羽當オリジナルブレンドコーヒー(左) 紅茶シフォンケーキ、ベイクドチーズケーキ、かぼちゃプリン(右)

 

◇寺嶋さんのお話をお聞きすると「茶亭 羽當」の魅力に惹き込まれそうです!最後に、今後も変わらずやっていきたいことや目標などありますか?

 今ってコーヒーチェーンとかで使う機械で抽出したりと、効率よくコーヒーを提供しているお店が増えているけれど、私はひとつひとつ時間をかけてコーヒーと会話するように丁寧に淹れています。周りの変化に流されず、これを羽當のこだわりとして大切にしていきたいと思っています。

注文が入ってから一から丁寧にコーヒーを淹れる寺嶋さん

 

◆インタビューを終えて

 今回訪れた「茶亭 羽當」さんは、都会の喧騒や慌ただしい日々を忘れさせてくれるような空間であり、1杯のコーヒーと向き合ったり、時間を忘れて読書に夢中になったり、自分ひとりが好きな時間を過ごすことが出来る、そんなお店だと感じました。

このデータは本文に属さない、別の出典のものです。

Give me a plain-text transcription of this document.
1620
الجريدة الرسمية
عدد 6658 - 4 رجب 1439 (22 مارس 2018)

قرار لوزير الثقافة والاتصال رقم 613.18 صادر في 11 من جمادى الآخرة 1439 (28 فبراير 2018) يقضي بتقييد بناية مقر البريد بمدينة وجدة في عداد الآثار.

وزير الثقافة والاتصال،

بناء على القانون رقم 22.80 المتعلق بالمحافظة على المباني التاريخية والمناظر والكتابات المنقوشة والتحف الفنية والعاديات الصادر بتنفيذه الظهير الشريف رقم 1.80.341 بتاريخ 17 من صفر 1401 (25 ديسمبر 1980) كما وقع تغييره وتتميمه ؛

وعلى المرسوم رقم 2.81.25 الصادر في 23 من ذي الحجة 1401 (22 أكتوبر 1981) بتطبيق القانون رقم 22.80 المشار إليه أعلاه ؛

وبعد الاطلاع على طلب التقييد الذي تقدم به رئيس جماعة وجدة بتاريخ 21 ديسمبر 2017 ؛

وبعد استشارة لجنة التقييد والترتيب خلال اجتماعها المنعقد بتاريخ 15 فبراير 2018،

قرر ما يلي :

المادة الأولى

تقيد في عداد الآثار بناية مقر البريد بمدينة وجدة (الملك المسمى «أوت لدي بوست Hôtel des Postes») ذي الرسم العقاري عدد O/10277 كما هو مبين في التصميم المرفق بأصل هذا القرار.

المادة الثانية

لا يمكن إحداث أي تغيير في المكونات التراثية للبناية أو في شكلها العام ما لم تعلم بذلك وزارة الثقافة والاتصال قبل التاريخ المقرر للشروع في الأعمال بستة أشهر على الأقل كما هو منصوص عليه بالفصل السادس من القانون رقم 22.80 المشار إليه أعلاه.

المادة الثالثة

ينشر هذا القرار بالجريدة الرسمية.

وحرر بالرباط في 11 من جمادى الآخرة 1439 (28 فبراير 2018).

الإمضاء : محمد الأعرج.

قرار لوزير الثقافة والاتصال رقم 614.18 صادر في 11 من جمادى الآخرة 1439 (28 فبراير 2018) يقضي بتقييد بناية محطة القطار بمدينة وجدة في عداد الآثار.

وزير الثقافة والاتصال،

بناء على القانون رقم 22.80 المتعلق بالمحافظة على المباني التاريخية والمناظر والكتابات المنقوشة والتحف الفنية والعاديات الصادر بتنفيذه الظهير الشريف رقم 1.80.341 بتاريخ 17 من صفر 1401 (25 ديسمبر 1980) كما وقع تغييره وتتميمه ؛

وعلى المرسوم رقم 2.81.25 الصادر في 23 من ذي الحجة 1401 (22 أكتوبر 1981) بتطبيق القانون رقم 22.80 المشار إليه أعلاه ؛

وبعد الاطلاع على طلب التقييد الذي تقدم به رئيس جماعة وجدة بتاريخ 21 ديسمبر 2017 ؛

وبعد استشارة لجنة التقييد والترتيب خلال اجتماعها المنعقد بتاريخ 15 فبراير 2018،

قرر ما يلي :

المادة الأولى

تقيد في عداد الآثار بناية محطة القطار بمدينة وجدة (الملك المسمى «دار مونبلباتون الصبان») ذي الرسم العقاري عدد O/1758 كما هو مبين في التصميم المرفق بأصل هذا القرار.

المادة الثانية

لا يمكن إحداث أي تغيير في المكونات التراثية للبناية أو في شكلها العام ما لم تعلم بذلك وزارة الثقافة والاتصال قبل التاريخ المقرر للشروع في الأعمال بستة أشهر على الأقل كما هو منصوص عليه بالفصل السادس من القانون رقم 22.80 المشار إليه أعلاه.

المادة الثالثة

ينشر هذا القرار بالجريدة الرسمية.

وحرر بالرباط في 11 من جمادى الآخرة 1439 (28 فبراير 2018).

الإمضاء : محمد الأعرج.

 眠らない街「渋谷」の中で温かく出迎えてくれる店内の雰囲気と、優しい店主との会話、耳の奥で静かに流れるBGMが、家でもなく職場でもないサードプレースとして、今後もたくさんの人々に愛され続けていく存在であり続けていくのだなと、お話を聞いて感じました。また、私たちがカウンターでコーヒーを飲んでいる間にも、隣のお客様と店主が野球の話で盛り上がっており、人とのつながりを非常に大切にされているのだなと感じました。これはライフデザインの「社会的豊かさ」に通ずるものだと感じました。

 今は大量生産、大量廃棄が当たり前の世の中になり、人々の間で物に対しての愛着心が薄れているように感じます。でも、35年をかけて揃えたこだわりの食器、35年もの間、大切に手入れして使用している一枚板のカウンター、それに大きな古時計をみると、室内空間に深い趣を感じることができ、モノには便利に使えるという機能以上の価値があることを実感させてくれます。ここにライフデザインの「文化的豊かさ」が体現されているのではないかと感じました。

 「茶亭 羽當」さんには、ここでは紹介しきれないほどの食器や家具が並んでいます。何度足を運んでも楽しめること間違いなしです!是非みなさんも訪れてみてください!